# A/C Questions



## stmartinez (Jan 28, 2010)

A few questions regarding the A/C in my 07. Automatic climate control.

A couple of months back the A/C quit blowing cold. It didn't really blow ice cold before then, but it was serviceable. Anyway, the vents still blow fine, but only the two near me ever get cold and it's not very often.

I put r134a in the system about 3 weeks ago and that solved the problem for about a week, but now it's not blowing cold again. I fear I might have overcharged it.

When the A/C turns on, I get a low grumble from the engine bay.

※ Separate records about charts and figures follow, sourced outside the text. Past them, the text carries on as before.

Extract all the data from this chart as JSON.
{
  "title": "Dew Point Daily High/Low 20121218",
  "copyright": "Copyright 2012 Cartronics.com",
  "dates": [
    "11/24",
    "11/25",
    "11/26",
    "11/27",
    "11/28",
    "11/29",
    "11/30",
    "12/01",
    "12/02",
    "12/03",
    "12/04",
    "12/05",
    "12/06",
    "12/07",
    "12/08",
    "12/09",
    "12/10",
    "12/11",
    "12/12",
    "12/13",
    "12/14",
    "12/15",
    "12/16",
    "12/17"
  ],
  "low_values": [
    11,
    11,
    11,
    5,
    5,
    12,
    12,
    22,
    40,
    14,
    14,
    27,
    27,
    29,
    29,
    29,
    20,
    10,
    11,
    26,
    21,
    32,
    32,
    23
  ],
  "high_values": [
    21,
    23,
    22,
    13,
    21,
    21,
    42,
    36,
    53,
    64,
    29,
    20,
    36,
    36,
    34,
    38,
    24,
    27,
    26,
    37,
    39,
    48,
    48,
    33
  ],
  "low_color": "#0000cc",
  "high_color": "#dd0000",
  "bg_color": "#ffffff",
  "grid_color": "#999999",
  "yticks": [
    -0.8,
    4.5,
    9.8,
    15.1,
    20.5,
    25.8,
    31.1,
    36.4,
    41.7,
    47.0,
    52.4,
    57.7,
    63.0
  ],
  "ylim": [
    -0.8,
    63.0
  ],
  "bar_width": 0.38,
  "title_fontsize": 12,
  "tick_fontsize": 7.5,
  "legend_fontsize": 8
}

Sorry the thoughts are so random, but that's all the info I have.

Please help. Thanks.


----------



## Asleep (Jan 19, 2003)

id check for leaks first. look for seepage around the manifold. thats where the hard lines mount to the compressor. then look for breaks or cracks in the rubber lines.


----------



## smj999smj (Jan 1, 2006)

Best thing to do would be to get a set of AC pressure gauges on it. Freon generally never has to be refilled or replaced in a system unless there is a leak or the system is "opened" for repairs.


----------



## Asleep (Jan 19, 2003)

this isnt an r12 (freon) system. r134 can and will leak right thru a hose or past a seal a lot easier than r12 because the molecules are smaller. gauges on an r134 system are nowhere near as reliable as on an r12 system.


----------



## smj999smj (Jan 1, 2006)

Yes, R-134a freon molecules are smaller than those of R-12. I agree that there is likely a leak in the system. Regardless, the only way to get a true read on the system is with a set of high and low AC pressure gauges. It's the only way of knowing if the freon is over or undercharged.


----------



## Asleep (Jan 19, 2003)

btw - as an fyi - freon is the trademarked brand name for r12. r134a is different than freon. just sayin.


----------